New 2D material manipulates light with extreme precision and minimal loss

To meet the growing need for efficient, tunable optical materials that can precisely modulate light to create wider bandwidths in communications networks and advanced optical systems, a team of researchers at NYU Abu Dhabi’s Photonics Research Laboratory (PRL) Researchers have developed a novel two-dimensional (2D) material capable of manipulating light with remarkable precision and minimal loss.

Tunable optical materials (TOMs) are revolutionizing modern optoelectronics, electronic devices that detect, generate and control light. In integrated photonic circuits, precise control of the optical properties of materials is critical to unlocking breakthrough and diverse applications for light manipulation.

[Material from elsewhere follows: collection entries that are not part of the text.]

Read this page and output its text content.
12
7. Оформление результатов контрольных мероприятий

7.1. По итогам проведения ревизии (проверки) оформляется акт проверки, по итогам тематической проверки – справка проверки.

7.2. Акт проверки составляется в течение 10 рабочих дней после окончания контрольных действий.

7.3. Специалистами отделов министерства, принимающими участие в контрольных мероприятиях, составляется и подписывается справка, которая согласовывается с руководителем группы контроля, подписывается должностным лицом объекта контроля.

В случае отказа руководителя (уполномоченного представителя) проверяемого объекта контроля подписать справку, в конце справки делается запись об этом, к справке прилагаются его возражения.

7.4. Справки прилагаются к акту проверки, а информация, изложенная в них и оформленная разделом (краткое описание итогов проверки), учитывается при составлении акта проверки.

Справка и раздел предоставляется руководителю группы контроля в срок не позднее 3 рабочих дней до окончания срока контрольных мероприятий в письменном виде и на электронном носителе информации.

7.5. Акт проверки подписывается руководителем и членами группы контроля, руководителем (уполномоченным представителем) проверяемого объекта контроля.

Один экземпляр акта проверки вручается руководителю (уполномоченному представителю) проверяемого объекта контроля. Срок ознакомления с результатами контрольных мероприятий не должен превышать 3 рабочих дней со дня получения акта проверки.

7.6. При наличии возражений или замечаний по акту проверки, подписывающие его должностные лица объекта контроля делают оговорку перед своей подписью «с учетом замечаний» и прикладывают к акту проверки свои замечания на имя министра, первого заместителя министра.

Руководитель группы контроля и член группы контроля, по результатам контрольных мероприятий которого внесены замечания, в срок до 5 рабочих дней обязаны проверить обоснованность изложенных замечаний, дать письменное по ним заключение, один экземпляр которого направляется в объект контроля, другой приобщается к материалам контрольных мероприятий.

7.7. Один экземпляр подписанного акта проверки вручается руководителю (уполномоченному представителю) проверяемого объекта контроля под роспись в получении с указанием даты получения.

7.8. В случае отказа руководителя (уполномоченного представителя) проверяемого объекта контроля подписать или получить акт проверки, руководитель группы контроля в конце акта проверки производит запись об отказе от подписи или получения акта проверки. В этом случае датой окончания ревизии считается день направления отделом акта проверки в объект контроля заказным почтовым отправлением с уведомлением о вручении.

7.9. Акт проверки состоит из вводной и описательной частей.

Two-dimensional materials such as transition metal dichalcogenides (TMDs) and graphene exhibit significant optical responses to external stimuli. However, achieving unique modulation in the shortwave infrared (SWIR) region while maintaining precise phase control with low signal loss in a compact footprint has been an ongoing challenge.

In a new paper titled “Electro-optical tuning in composite silicon photonics based on iron-ion 2D materials,” published in Light: Science and ApplicationsA team of scientists led by Ghada Dushaq, research scientist, and Mahmoud Rasras, associate professor of electrical engineering and director of the PRL Laboratory, demonstrated a new approach to active light manipulation by utilizing the iron-ion two-dimensional material CuCrP.₂S₆ (CCPS).

By integrating a first-of-its-kind two-dimensional atomically thin material into tiny ring-shaped structures on a silicon wafer, the team improved the efficiency and compactness of the device.

When integrated into silicon optical components, these 2D materials demonstrate the remarkable ability to fine-tune the optical properties of transmitted signals without any attenuation. This technology has the potential to revolutionize environmental sensing, optical imaging and neuromorphic computing, where light sensitivity is key.

“This innovation provides precise control of the refractive index while minimizing optical losses, improving modulation efficiency, and reducing footprint, making it suitable for next-generation optoelectronic devices,” said Rasras.

“There are an exciting range of potential applications, from phased arrays and optical switches to environmental sensing and metrology, optical imaging systems, and neuromorphic systems in light-sensitive artificial synapses.”